STA-IN-NC is a local group of parents and others have come together over the issue of our poor air quality.

Ready to quit smoking? Here’s some support, information, and referrals from the California Smokers’ Helpline.

Read about the benefits of breastfeeding, and other great breastfeeding information, on the National Women’s Health Information Center site.

Worried about iron deficiency?  It’s a problem for lots of pregnant women and young children – here is a link to a website and blog about iron-rich foods.

Local Events and Resources

Dial 2-1-1 is an online community resource directory of health and human services for Nevada County and a live, 24-hour call service – just dial 2-1-1 from any phone in Nevada County.

Sierra Nevada Children’s Services – the place to go for local childcare resource and referrals, as well as parenting and provider information

About Nevada County is full of interesting links about Nevada County history and institutions, as well as places to go and things to do.

Go Nevada County has a great calendar of local events – you can search by type of event or by date.

The KARE Nursery is our local crisis nursery, where you can find free, quality care for your young children in times of need.

Seeds of Hope is a local church-based organization that offers emotional and financial support to families that have a child with a critical health situation or on- going special needs.

And don’t forget to check out our calendar of Nevada County events that are just right for families and children under age 6.

Parenting Tools

First 5 California has a whole new website full of parenting information.

Zero-to-Three, a national organization that works to improve the lives of babies and toddlers, has terrific parenting information.

Common Sense Media is a great tool that gives reports on appropriateness of movies, video games, and websites for children at many different ages.
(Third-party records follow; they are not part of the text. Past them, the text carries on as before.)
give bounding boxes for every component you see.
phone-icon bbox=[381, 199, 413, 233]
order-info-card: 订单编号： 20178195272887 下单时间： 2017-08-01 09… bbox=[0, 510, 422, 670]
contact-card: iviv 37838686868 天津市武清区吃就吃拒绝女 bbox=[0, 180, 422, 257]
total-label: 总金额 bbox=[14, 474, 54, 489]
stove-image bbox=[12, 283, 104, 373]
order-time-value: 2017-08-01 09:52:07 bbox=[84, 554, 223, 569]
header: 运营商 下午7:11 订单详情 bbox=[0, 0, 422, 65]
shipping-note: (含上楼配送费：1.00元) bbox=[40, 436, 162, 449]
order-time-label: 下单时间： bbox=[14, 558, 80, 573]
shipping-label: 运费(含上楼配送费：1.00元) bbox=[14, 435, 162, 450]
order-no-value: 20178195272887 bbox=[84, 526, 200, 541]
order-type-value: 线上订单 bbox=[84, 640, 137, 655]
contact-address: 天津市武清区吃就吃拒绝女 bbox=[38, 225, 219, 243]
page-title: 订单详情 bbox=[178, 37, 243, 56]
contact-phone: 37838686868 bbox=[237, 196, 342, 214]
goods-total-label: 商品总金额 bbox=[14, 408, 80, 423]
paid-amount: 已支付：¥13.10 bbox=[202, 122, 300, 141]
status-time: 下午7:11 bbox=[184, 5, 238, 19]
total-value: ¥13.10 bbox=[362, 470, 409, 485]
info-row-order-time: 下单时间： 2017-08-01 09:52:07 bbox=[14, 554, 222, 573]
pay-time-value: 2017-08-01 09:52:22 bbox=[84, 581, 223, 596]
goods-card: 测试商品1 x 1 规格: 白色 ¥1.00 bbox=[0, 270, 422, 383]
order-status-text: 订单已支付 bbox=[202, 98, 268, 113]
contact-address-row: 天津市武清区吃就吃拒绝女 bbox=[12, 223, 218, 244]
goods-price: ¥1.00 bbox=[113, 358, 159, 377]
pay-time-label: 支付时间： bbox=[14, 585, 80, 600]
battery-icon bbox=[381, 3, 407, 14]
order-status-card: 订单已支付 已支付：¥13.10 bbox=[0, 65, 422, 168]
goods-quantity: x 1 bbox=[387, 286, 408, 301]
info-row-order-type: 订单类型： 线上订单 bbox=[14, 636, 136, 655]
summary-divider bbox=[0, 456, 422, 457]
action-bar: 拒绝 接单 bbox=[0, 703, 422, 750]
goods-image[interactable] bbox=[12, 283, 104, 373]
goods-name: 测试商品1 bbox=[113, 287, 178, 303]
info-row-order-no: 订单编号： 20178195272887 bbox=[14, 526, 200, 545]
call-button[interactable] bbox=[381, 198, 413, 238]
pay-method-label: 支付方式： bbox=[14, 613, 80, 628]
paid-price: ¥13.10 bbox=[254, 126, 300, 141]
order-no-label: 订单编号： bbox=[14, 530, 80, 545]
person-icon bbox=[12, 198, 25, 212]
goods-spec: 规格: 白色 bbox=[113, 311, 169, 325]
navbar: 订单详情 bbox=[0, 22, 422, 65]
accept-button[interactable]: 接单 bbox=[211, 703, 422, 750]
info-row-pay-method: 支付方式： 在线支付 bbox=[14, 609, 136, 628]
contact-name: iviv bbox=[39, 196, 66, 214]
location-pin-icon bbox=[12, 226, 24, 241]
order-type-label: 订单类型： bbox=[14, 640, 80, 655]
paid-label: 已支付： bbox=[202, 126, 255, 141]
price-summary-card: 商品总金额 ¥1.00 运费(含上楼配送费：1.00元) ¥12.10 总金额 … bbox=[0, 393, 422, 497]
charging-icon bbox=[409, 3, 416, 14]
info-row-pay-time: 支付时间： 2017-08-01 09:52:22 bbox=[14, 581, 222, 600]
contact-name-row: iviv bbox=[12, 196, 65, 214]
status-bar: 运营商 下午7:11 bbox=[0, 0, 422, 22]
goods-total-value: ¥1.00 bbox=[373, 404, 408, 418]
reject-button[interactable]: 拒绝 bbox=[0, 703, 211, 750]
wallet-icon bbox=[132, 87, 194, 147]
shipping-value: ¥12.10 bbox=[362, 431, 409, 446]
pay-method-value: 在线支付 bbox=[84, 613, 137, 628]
Reminder: the American Academy of Pediatrics strongly suggests children under two have no screen time (TV, dvds, computers, video games).

Preventive Ounce’s goal is to help parents understand their children’s temperaments. Sadly, they have recently had to begin charging a $10 membership fee (access to the website for a year) in order to continue to provide services.  They provide an online survey that will give you a temperament profile for your 4-month-old to 5-year-old and tips for handling a child with that temperament. Worth every penny!

The Centers for Disease Control has wonderful positive parenting tips and child development information.

Teachers’ Quick Source is a quick and easy-to-use resource for both parents and caregivers of infants and toddlers.   The site gives you information about child development in different areas, such as language and literacy, and then gives you fun activity ideas, by age, to support that development.